SAD is Seasonal Affective Disorder. Basically, it’s depression that is brought about by a season. For most people, that’s winter with the darkness, the coldness, and the gloom. One of the ways to deal with it is a SAD Lamp to bring you light when it’s dark out.
It’s annoying. The way SAD has come to mean depression in the winter, I mean. I can understand that’s the more prevalent time it happens, but it’s not limited to that.
I get it in spring/summer. I hate the heat, the outdoors in bloom, and everything about not-winter/autumn. We got snow last night, which makes me both happy and nervous.
I need to get my roof fix. I was going to do it last week, but then I had to deal with the aftermath of my Covid shot. I honestly don’t remember it taking a week to recover from my previous shots. I mean, my arm was swollen/had the welt for several weeks, but the aches, chills, sweats, and tiredness didn’t last that long. Or did it?
My totally unsupported theoriy is that it was because I got the Moderna this time instead of the Pfizer. It’s supposed to be fine to switch between the shots, but it seems plausible to me that there would be a stronger reaction to one than another.
I’m still very tired. The chills and sweats are almost completely gone, and I’m slowly adding weapons back to my practice. I don’t want to do the fallacy of going from zero to a hundo and hurting myself doing it.
I had a classmate who was frustrating in this way. He would not jog for the whole year, and then when it got the least bit nice out, he would run like ten miles. Of course, he would pull something nad then complain about it. Loudly.

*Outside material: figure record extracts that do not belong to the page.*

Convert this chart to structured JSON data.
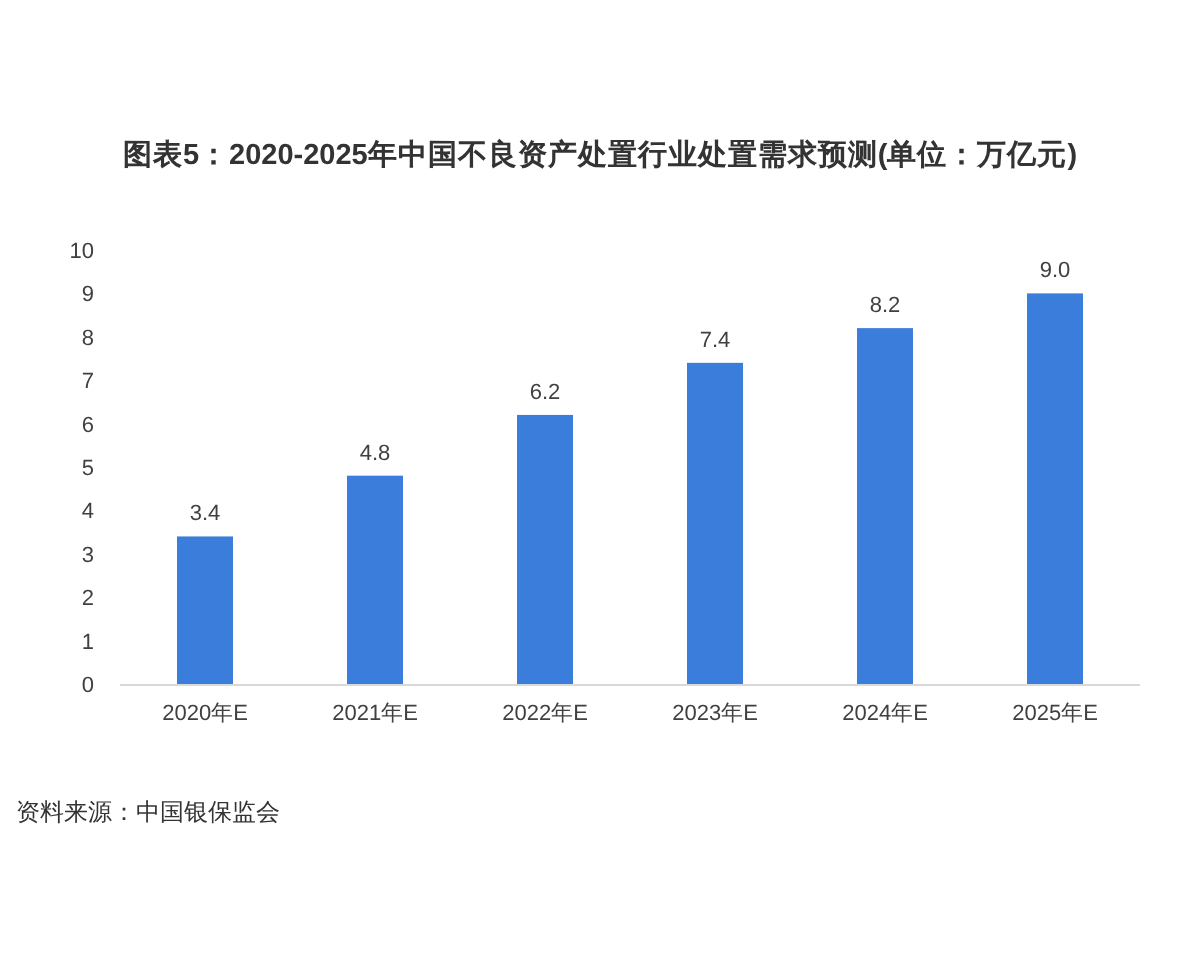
{
  "chart_data": {
    "type": "bar",
    "title": "图表5：2020-2025年中国不良资产处置行业处置需求预测(单位：万亿元)",
    "categories": [
      "2020年E",
      "2021年E",
      "2022年E",
      "2023年E",
      "2024年E",
      "2025年E"
    ],
    "values": [
      3.4,
      4.8,
      6.2,
      7.4,
      8.2,
      9.0
    ],
    "value_labels": [
      "3.4",
      "4.8",
      "6.2",
      "7.4",
      "8.2",
      "9.0"
    ],
    "color": "#3b7ddb",
    "ylim": [
      0,
      10
    ],
    "yticks": [
      0,
      1,
      2,
      3,
      4,
      5,
      6,
      7,
      8,
      9,
      10
    ],
    "annotations": [
      "资料来源：中国银保监会"
    ]
  }
}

I never said it, but I would think, “What the hell did you expect?” It’s so antithetical to Taiji that I could only shake my head.
But he’s a dude with a chip on his shoulder and something to prove. He actually ripped a tendon, I think, doing this. Part of my annoyance is directed at myself, I know. I tend to be an all-or-nothing kind of person. I have to be careful because I will go all out and ignore my body’s signals that I should stop.
My goal is to add one weapon a day and then gauge how I feel. Today, I did the drills for the staff. Yesterday, I did the Double Saber Form. I’ve done all the weapons this week at least oonce–except I think for the Karambit Form. I don’t think I’ve done that one. Maybe? It’s hard to say. I think I did it the day after I got the shot because Friday is the day I do that form.
I would rather do too little than too much.